The solution to the (least squares) problem can be obtained using the normal equations. We can derive the normal equations from first principles as follows. First, let’s expand the \(\mathrm{RSS}\) definition so it’s easier to work with.

\[\begin{align} \mathrm{RSS}(\mathbf{w}) &= (\mathbf{y} - \mathbf{Xw})^T(\mathbf{y} - \mathbf{Xw}) \\ &= (\mathbf{y}^T - \mathbf{w}^T\mathbf{X}^T)(\mathbf{y} - \mathbf{Xw}) && \text{definition of transpose} \\ &= \mathbf{y}^T\mathbf{y} - \mathbf{y}^T\mathbf{Xw} - \mathbf{w}^T\mathbf{X}^T\mathbf{y} + \mathbf{w}^T\mathbf{X}^T\mathbf{Xw} \\ &= \mathbf{y}^T\mathbf{y} - 2\mathbf{y}^T\mathbf{Xw} + \mathbf{w}^T\mathbf{X}^T\mathbf{Xw} \\ \end{align}\]

The last step follows because \(\mathbf{w}^T\mathbf{X}^T\mathbf{y}\) is a scalar and so it is equal to its transpose \(\mathbf{y}^T\mathbf{Xw}\).

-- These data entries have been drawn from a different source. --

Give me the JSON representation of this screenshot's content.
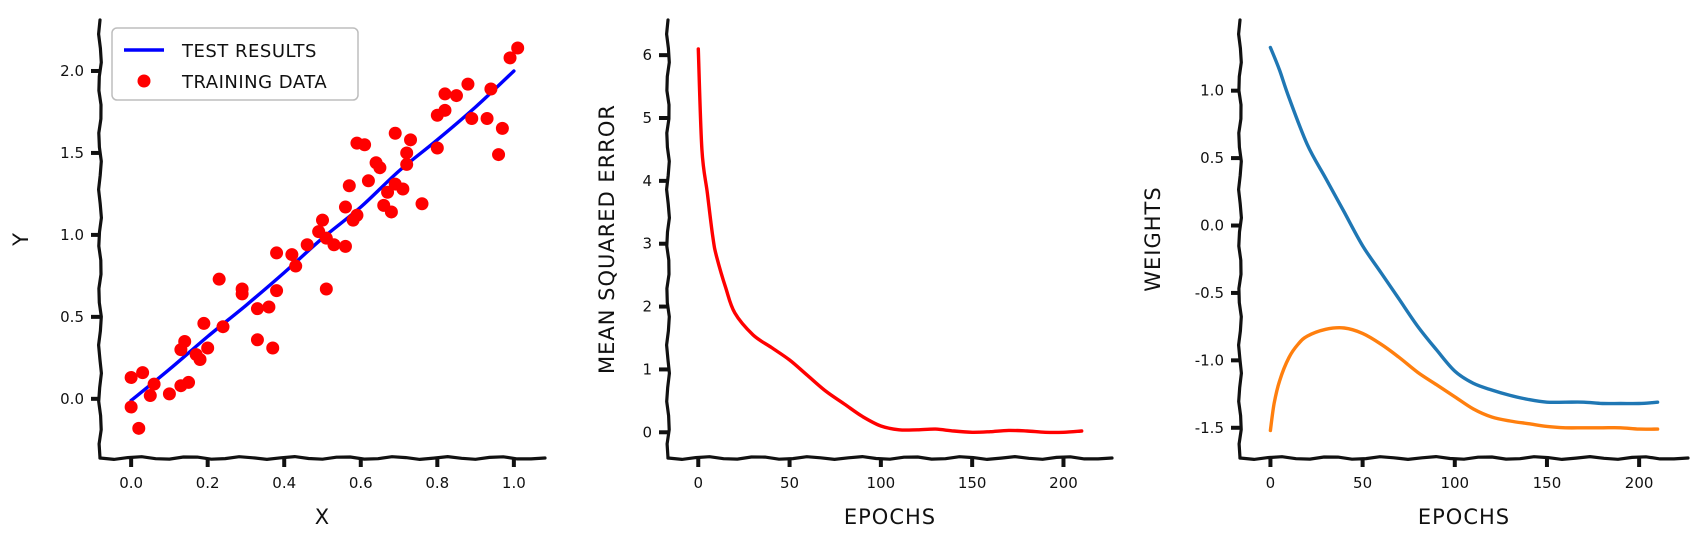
{
  "chart_data": [
    {
      "type": "scatter",
      "xlabel": "x",
      "ylabel": "y",
      "xlim": [
        -0.05,
        1.05
      ],
      "ylim": [
        -0.3,
        2.25
      ],
      "xticks": [
        "0.0",
        "0.2",
        "0.4",
        "0.6",
        "0.8",
        "1.0"
      ],
      "yticks": [
        "0.0",
        "0.5",
        "1.0",
        "1.5",
        "2.0"
      ],
      "legend": {
        "position": "top-left",
        "entries": [
          "Test results",
          "Training data"
        ]
      },
      "series": [
        {
          "name": "Test results",
          "kind": "line",
          "color": "#0000ff",
          "x": [
            0.0,
            0.1,
            0.2,
            0.3,
            0.4,
            0.5,
            0.6,
            0.7,
            0.8,
            0.9,
            1.0
          ],
          "y": [
            -0.01,
            0.18,
            0.38,
            0.57,
            0.77,
            0.98,
            1.17,
            1.39,
            1.58,
            1.78,
            2.0
          ]
        },
        {
          "name": "Training data",
          "kind": "scatter",
          "color": "#ff0000",
          "x": [
            0.0,
            0.0,
            0.02,
            0.03,
            0.05,
            0.06,
            0.1,
            0.13,
            0.13,
            0.14,
            0.15,
            0.17,
            0.18,
            0.19,
            0.2,
            0.23,
            0.24,
            0.29,
            0.29,
            0.33,
            0.33,
            0.36,
            0.37,
            0.38,
            0.38,
            0.42,
            0.43,
            0.46,
            0.49,
            0.5,
            0.51,
            0.51,
            0.53,
            0.56,
            0.56,
            0.57,
            0.58,
            0.59,
            0.59,
            0.61,
            0.62,
            0.64,
            0.65,
            0.66,
            0.67,
            0.68,
            0.69,
            0.69,
            0.71,
            0.72,
            0.72,
            0.73,
            0.76,
            0.8,
            0.8,
            0.82,
            0.82,
            0.85,
            0.88,
            0.89,
            0.93,
            0.94,
            0.96,
            0.97,
            0.99,
            1.01
          ],
          "y": [
            0.13,
            -0.05,
            -0.18,
            0.16,
            0.02,
            0.09,
            0.03,
            0.3,
            0.08,
            0.35,
            0.1,
            0.27,
            0.24,
            0.46,
            0.31,
            0.73,
            0.44,
            0.64,
            0.67,
            0.55,
            0.36,
            0.56,
            0.31,
            0.89,
            0.66,
            0.88,
            0.81,
            0.94,
            1.02,
            1.09,
            0.98,
            0.67,
            0.94,
            0.93,
            1.17,
            1.3,
            1.09,
            1.56,
            1.12,
            1.55,
            1.33,
            1.44,
            1.41,
            1.18,
            1.26,
            1.14,
            1.62,
            1.31,
            1.28,
            1.5,
            1.43,
            1.58,
            1.19,
            1.53,
            1.73,
            1.86,
            1.76,
            1.85,
            1.92,
            1.71,
            1.71,
            1.89,
            1.49,
            1.65,
            2.08,
            2.14
          ]
        }
      ]
    },
    {
      "type": "line",
      "xlabel": "Epochs",
      "ylabel": "Mean Squared Error",
      "xlim": [
        -10,
        220
      ],
      "ylim": [
        -0.25,
        6.4
      ],
      "xticks": [
        "0",
        "50",
        "100",
        "150",
        "200"
      ],
      "yticks": [
        "0",
        "1",
        "2",
        "3",
        "4",
        "5",
        "6"
      ],
      "series": [
        {
          "color": "#ff0000",
          "x": [
            0,
            2,
            5,
            8,
            10,
            15,
            20,
            30,
            40,
            50,
            60,
            70,
            80,
            90,
            100,
            110,
            120,
            130,
            140,
            150,
            160,
            170,
            180,
            190,
            200,
            210
          ],
          "y": [
            6.1,
            4.5,
            3.8,
            3.1,
            2.8,
            2.3,
            1.9,
            1.55,
            1.35,
            1.15,
            0.9,
            0.65,
            0.45,
            0.25,
            0.1,
            0.04,
            0.04,
            0.05,
            0.02,
            0.0,
            0.01,
            0.03,
            0.02,
            0.0,
            0.0,
            0.02
          ]
        }
      ]
    },
    {
      "type": "line",
      "xlabel": "Epochs",
      "ylabel": "Weights",
      "xlim": [
        -10,
        220
      ],
      "ylim": [
        -1.65,
        1.45
      ],
      "xticks": [
        "0",
        "50",
        "100",
        "150",
        "200"
      ],
      "yticks": [
        "1.0",
        "0.5",
        "0.0",
        "-0.5",
        "-1.0",
        "-1.5"
      ],
      "series": [
        {
          "color": "#1f77b4",
          "x": [
            0,
            5,
            10,
            20,
            30,
            40,
            50,
            60,
            70,
            80,
            90,
            100,
            110,
            120,
            130,
            140,
            150,
            160,
            170,
            180,
            190,
            200,
            210
          ],
          "y": [
            1.32,
            1.15,
            0.95,
            0.6,
            0.35,
            0.1,
            -0.15,
            -0.35,
            -0.55,
            -0.75,
            -0.92,
            -1.08,
            -1.17,
            -1.22,
            -1.26,
            -1.29,
            -1.31,
            -1.31,
            -1.31,
            -1.32,
            -1.32,
            -1.32,
            -1.31
          ]
        },
        {
          "color": "#ff7f0e",
          "x": [
            0,
            2,
            5,
            10,
            15,
            20,
            30,
            40,
            50,
            60,
            70,
            80,
            90,
            100,
            110,
            120,
            130,
            140,
            150,
            160,
            170,
            180,
            190,
            200,
            210
          ],
          "y": [
            -1.52,
            -1.32,
            -1.15,
            -0.98,
            -0.88,
            -0.82,
            -0.77,
            -0.76,
            -0.8,
            -0.88,
            -0.98,
            -1.09,
            -1.18,
            -1.27,
            -1.36,
            -1.42,
            -1.45,
            -1.47,
            -1.49,
            -1.5,
            -1.5,
            -1.5,
            -1.5,
            -1.51,
            -1.51
          ]
        }
      ]
    }
  ]
}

Now, to minimize \(\mathrm{RSS}(\mathbf{w})\), we take its derivative w.r.t. \(\mathbf{w}\), set it to \(0\), and solve for \(\mathbf{w}\).

\[\begin{align} \nabla_\mathbf{w} \mathrm{RSS}(\mathbf{w}) &= 0 \\ \nabla_\mathbf{w} ( \mathbf{y}^T\mathbf{y} - 2\mathbf{y}^T\mathbf{Xw} + \mathbf{w}^T\mathbf{X}^T\mathbf{Xw} ) &= 0 \\ 0 - 2 \mathbf{X}^T\mathbf{y} + 2 \mathbf{X}^T\mathbf{X}\mathbf{w} &=0 \\ \mathbf{X}^T\mathbf{X}\mathbf{w} &= \mathbf{X}^T\mathbf{y} \\ \mathbf{w} &= (\mathbf{X}^T\mathbf{X})^{-1}\mathbf{X}^T\mathbf{y} \end{align}\]

What we have arrived at is exactly the normal equations, where \((\mathbf{X}^T\mathbf{X})^{-1}\mathbf{X}^T\) is known as the (Moore-Penrose) pseudo- inverse.